Samsung is falsely inflating the scores of its new Galaxy Note 3 smartphone, according to a detailed story published by Ars Technica.
Reviews editor Ron Amadeo provides compelling evidence of his charges, which he says inflates the new smartphone’s performance scores by up to 20 percent when it specifically identifies popular benchmarking software such as Quadrant, Geekbench, and Linpack is running.
Indeed, CNET’s own testing of the Note 3 revealed a stratospheric Quadrant score of 23,048 — but that result now appears to be tainted.
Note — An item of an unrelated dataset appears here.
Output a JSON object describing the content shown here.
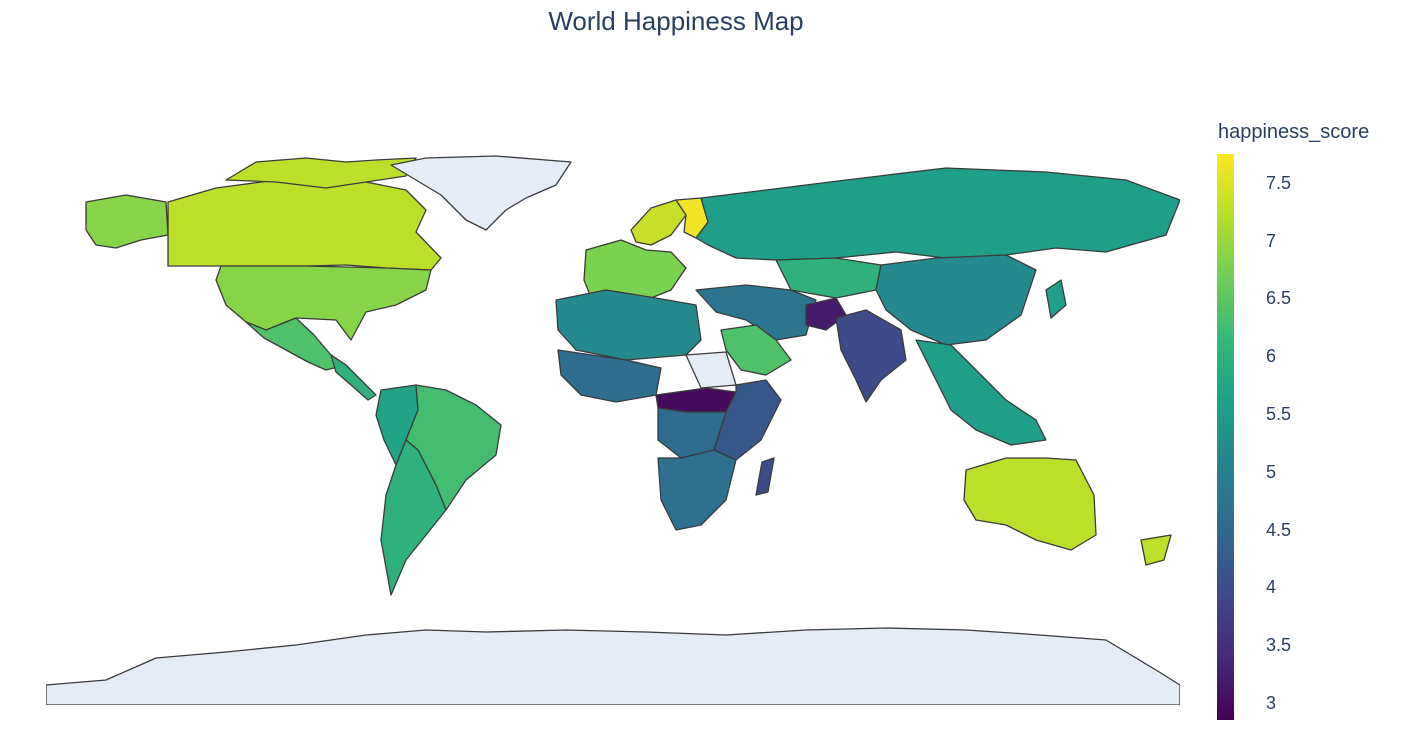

During my testing of the Note 3, I chalked its impressive benchmark performance up to its muscular quad-core 2.3GHz Snapdragon 800 processor, the baddest mobile CPU you can get in an Android device. By contrast, LG’s flagship the G2 — which uses the same chip clocked at the same speed — notched 19,050 on Quadrant. The Note 3 has 3GB of RAM versus the G2’s 2GB.
Ironically, Amadeo’s follow-up testing with a modified benchmarking tool still put the Note 3 ahead of the G2, but by a more modest margin.
This isn’t the first time Samsung has been accused of gaming the system. The Korean electronics giant was also called out for rigging the Galaxy S4 test results in much the same way.
CNET has reached out to Samsung for comment regarding this issue. We’ll update this story when and if Samsung responds.